Going soft on social
Microsoft's chief software architect, Ray Ozzie, says he's put together a team to work on "social" technologies.
The team will work in the newly formed Future Social Experiences (FUSE) Lab, melded together from the firm's Creative Systems Group, Rich Media Labs and Startup Labs under the authority of Lili Cheng, a long time researcher of social technologies at the company. Cheng, previously the director of the Creative Systems Group within Microsoft Research, will now assume the position of general manager of FUSE Labs, reporting directly to Ozzie.
The news emerged from an internal Microsoft memo by Ozzie and leaked to several online news outlets. In it he writes that the "myriad scenarios involving the notion of 'social' have now gone far beyond communications and collaboration and are transforming experiences that are key to our customers and key to our business, in leisure and entertainment; productivity and teamwork; experiences extending how we use the OS itself."
"FUSE Labs' team will explore new social, real-time and media-rich applications and services that add value to existing products, or could be released on their own," he writes.

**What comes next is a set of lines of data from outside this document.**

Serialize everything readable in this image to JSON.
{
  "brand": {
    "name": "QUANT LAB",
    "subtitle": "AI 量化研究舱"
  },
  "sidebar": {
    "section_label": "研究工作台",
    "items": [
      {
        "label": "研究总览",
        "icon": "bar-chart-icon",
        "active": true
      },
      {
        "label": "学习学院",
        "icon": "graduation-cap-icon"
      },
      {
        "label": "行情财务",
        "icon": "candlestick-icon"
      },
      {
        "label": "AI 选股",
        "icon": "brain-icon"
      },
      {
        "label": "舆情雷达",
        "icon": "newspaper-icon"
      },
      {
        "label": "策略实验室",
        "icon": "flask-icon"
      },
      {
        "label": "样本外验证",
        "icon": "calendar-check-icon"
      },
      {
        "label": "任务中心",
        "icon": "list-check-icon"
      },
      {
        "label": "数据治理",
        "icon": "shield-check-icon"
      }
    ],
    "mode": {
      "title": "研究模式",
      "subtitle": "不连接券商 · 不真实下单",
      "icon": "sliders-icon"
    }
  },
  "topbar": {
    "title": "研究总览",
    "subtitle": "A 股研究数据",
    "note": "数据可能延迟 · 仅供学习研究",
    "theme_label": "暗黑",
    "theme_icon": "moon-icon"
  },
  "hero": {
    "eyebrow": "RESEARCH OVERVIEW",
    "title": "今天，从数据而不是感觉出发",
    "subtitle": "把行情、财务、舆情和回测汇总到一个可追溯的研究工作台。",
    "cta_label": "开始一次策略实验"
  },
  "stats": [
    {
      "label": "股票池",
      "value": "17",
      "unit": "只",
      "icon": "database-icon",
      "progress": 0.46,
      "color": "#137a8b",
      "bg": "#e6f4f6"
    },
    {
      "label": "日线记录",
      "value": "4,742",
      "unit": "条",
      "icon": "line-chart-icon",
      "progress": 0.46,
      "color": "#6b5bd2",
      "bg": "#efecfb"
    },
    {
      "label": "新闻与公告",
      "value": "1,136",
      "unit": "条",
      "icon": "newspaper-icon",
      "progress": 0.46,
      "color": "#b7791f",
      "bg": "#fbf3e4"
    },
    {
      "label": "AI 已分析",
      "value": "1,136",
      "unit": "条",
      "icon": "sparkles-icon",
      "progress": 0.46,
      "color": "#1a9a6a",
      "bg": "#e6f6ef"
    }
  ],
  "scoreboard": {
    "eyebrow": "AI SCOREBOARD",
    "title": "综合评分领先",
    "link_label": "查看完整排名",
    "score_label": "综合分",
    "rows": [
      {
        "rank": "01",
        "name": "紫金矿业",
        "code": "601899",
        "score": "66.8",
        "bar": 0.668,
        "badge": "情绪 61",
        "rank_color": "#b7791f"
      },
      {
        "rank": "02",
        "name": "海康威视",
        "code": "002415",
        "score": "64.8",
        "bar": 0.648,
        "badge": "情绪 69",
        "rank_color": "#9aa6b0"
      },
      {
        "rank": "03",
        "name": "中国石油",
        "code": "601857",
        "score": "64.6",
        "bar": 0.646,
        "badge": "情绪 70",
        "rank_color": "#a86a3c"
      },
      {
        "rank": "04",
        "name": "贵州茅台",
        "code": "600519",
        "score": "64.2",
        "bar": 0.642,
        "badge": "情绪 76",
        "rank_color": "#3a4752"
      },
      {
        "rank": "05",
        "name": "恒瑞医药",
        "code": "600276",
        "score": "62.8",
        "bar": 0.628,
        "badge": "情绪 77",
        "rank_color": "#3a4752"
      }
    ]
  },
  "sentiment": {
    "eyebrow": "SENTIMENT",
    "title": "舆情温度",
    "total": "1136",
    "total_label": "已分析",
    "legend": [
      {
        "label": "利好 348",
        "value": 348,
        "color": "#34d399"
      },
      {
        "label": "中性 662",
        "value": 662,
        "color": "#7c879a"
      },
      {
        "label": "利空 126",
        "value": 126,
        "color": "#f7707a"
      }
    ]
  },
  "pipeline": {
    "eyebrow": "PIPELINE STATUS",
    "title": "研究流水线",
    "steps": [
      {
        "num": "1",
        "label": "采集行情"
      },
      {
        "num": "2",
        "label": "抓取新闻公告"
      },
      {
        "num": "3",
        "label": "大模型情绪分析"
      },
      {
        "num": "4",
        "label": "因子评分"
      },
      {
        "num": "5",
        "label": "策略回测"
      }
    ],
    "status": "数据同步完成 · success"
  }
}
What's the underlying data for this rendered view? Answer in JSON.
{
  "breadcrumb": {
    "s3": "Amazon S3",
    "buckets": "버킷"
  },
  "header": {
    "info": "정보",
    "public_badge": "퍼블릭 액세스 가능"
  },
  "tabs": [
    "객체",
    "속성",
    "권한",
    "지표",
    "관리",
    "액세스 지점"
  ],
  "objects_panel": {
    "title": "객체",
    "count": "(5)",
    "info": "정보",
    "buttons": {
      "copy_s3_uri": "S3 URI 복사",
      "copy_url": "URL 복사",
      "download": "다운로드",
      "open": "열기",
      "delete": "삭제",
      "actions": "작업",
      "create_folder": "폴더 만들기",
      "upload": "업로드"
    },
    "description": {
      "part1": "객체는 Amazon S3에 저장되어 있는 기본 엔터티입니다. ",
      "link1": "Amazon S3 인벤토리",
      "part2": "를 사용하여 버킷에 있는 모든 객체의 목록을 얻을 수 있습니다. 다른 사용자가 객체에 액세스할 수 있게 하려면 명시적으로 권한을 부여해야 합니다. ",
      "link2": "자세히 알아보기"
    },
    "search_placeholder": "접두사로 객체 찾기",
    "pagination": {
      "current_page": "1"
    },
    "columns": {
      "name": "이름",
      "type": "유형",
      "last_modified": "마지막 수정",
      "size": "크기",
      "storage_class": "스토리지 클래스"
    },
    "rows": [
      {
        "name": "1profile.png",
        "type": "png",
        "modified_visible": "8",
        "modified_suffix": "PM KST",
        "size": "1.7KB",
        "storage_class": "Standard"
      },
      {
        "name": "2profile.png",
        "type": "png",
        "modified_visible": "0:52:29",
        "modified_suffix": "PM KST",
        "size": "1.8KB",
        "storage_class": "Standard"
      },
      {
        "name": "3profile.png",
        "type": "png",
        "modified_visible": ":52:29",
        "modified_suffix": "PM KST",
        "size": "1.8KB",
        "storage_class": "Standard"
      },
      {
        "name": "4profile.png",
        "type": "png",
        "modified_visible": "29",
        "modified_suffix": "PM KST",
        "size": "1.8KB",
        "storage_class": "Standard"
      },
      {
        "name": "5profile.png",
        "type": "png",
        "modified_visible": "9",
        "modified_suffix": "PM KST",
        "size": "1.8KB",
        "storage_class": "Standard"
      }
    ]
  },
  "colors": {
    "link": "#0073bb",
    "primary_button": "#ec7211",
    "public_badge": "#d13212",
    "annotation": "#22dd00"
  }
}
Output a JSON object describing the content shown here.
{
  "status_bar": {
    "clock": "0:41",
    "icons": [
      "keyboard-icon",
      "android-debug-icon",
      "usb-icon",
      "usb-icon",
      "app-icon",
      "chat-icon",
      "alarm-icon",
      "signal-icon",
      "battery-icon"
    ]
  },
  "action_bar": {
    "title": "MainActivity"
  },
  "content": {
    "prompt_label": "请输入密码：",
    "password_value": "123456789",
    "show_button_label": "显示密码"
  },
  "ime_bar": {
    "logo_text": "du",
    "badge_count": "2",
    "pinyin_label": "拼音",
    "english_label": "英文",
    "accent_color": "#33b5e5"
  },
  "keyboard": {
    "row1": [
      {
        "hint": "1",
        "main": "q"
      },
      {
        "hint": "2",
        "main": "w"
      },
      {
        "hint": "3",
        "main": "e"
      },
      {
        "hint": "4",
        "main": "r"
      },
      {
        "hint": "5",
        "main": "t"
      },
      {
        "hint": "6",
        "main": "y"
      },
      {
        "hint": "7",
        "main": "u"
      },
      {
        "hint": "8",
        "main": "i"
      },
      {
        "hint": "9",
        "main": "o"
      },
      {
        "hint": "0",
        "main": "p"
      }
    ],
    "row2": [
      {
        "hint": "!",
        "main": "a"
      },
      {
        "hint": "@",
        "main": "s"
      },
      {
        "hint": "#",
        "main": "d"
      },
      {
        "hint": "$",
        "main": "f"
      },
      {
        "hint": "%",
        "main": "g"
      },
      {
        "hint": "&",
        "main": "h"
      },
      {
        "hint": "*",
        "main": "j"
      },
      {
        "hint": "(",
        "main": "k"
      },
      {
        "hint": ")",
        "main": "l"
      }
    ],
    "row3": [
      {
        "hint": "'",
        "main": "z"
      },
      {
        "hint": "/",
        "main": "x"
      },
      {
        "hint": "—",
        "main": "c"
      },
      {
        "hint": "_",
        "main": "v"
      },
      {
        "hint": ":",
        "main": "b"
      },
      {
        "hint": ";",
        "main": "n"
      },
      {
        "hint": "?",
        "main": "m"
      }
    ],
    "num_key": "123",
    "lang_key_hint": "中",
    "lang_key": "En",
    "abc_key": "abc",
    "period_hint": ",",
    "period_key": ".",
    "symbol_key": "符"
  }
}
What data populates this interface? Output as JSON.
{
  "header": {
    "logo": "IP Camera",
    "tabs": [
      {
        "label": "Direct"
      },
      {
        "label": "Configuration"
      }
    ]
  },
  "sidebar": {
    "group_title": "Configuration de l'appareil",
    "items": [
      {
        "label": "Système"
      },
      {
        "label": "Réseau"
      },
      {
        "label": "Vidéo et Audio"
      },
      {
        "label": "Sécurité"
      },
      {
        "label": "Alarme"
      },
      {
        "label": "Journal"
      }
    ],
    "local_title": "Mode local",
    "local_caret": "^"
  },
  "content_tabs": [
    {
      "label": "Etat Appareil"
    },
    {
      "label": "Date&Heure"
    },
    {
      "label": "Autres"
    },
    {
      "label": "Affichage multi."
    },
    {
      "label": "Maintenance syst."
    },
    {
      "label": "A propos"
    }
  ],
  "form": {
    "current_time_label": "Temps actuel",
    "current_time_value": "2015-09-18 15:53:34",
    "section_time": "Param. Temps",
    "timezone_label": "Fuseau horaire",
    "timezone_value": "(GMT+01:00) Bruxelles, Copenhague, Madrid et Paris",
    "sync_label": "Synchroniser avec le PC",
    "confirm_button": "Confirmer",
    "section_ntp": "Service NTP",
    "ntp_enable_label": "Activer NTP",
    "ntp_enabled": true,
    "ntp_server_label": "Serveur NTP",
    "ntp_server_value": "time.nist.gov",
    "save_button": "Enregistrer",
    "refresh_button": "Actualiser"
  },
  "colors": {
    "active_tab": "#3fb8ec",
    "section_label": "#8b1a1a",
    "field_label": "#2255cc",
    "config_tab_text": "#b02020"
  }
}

FUSE labs will count some 80 employees and Ozzie says "the three groups being combined have concrete skills and code in areas where 'social' meets sharing; where 'social' meets real-time; where 'social' meets media; where 'social' meets search; where 'social' meets the cloud plus three screens and a world of devices."
He added that 'social,' has now transcended entertainment, productivity and teamwork to become part of the operating system itself.
Ozzie also expressed the hope Microsoft's social sandbox would "bring more coherence and capability to those advanced development projects where they're already actively collaborating with product groups to help them succeed with 'leapfrog' efforts."